One-Step Event-Driven High-Speed Autofocus
Yuhan Bao, Shaohua Gao, Wenyong Li, Kaiwei Wang
TL;DR
The paper tackles the challenge of high-speed autofocus in dynamic scenes by introducing the Event Laplacian Product (ELP), a novel focus detection function that fuses event data with grayscale texture to enable one-step AF. By deriving a theoretical link between temporal changes and spatial Laplacian cues, and by incorporating an adaptive filter, ELP produces a sharp sign mutation at the focus position, allowing real-time cessation of focus motion without iterative searches. Empirical results on synthetic and real datasets (DAVIS346 and EVK4) show that ELP reduces focusing time by up to two-thirds and lowers focusing error by up to 24x (DAVIS346) and 22x (EVK4) compared to state-of-the-art event-driven methods, while supporting an event-only pipeline via EvTemMap. The approach robustly handles motion and low-light conditions, offering a practical, one-step AF solution for event cameras with broad applicability in robotics and vision systems.
Abstract
High-speed autofocus in extreme scenes remains a significant challenge. Traditional methods rely on repeated sampling around the focus position, resulting in ``focus hunting''. Event-driven methods have advanced focusing speed and improved performance in low-light conditions; however, current approaches still require at least one lengthy round of ``focus hunting'', involving the collection of a complete focus stack.

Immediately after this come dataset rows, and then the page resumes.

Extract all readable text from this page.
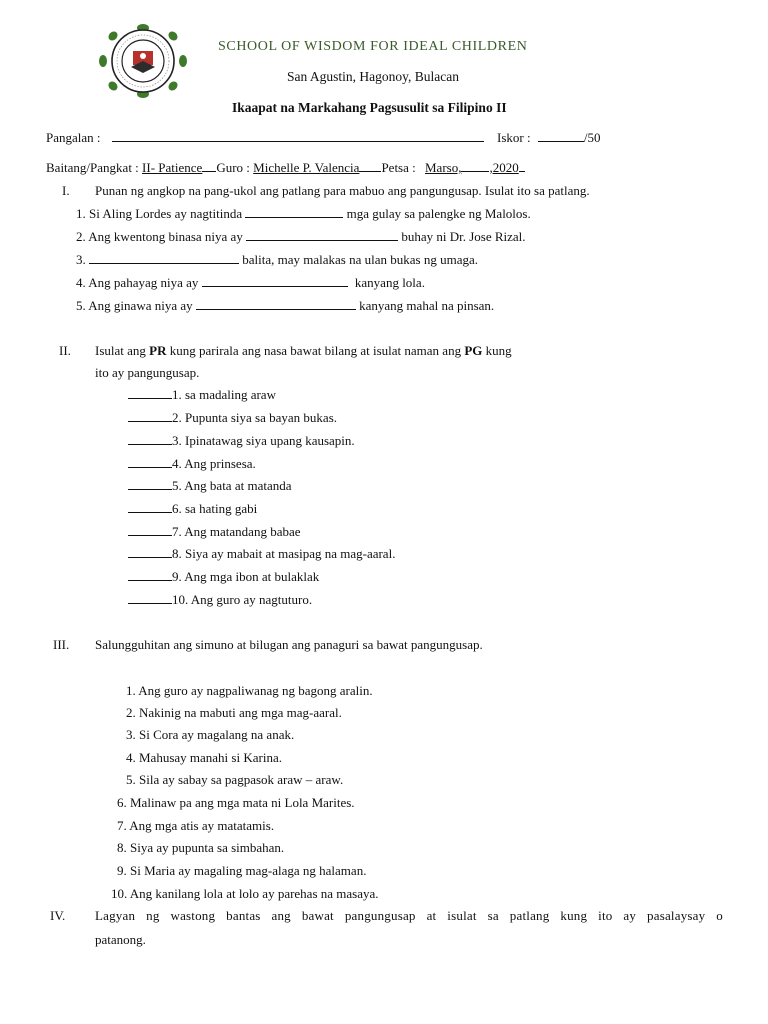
SCHOOL OF WISDOM FOR IDEAL CHILDREN
San Agustin, Hagonoy, Bulacan
Ikaapat na Markahang Pagsusulit sa Filipino II
Pangalan :	Iskor :	/50
Baitang/Pangkat : II- Patience Guro : Michelle P. Valencia Petsa : Marso, ,2020
I. Punan ng angkop na pang-ukol ang patlang para mabuo ang pangungusap. Isulat ito sa patlang.
1. Si Aling Lordes ay nagtitinda	mga gulay sa palengke ng Malolos.
2. Ang kwentong binasa niya ay	buhay ni Dr. Jose Rizal.
3.	balita, may malakas na ulan bukas ng umaga.
4. Ang pahayag niya ay	kanyang lola.
5. Ang ginawa niya ay	kanyang mahal na pinsan.
II. Isulat ang PR kung parirala ang nasa bawat bilang at isulat naman ang PG kung
ito ay pangungusap.
1. sa madaling araw
2. Pupunta siya sa bayan bukas.
3. Ipinatawag siya upang kausapin.
4. Ang prinsesa.
5. Ang bata at matanda
6. sa hating gabi
7. Ang matandang babae
8. Siya ay mabait at masipag na mag-aaral.
9. Ang mga ibon at bulaklak
10. Ang guro ay nagtuturo.
III. Salungguhitan ang simuno at bilugan ang panaguri sa bawat pangungusap.
1. Ang guro ay nagpaliwanag ng bagong aralin.
2. Nakinig na mabuti ang mga mag-aaral.
3. Si Cora ay magalang na anak.
4. Mahusay manahi si Karina.
5. Sila ay sabay sa pagpasok araw – araw.
6. Malinaw pa ang mga mata ni Lola Marites.
7. Ang mga atis ay matatamis.
8. Siya ay pupunta sa simbahan.
9. Si Maria ay magaling mag-alaga ng halaman.
10. Ang kanilang lola at lolo ay parehas na masaya.
IV. Lagyan ng wastong bantas ang bawat pangungusap at isulat sa patlang kung ito ay pasalaysay o
patanong.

We introduce the Event Laplacian Product (ELP) focus detection function, which combines event data with grayscale Laplacian information, redefining focus search as a detection task. This innovation enables the first one-step event-driven autofocus, cutting focusing time by up to two-thirds and reducing focusing error by 24 times on the DAVIS346 dataset and 22 times on the EVK4 dataset. Additionally, we present an autofocus pipeline tailored for event-only cameras, achieving accurate results across a range of challenging motion and lighting conditions. All datasets and code will be made publicly available.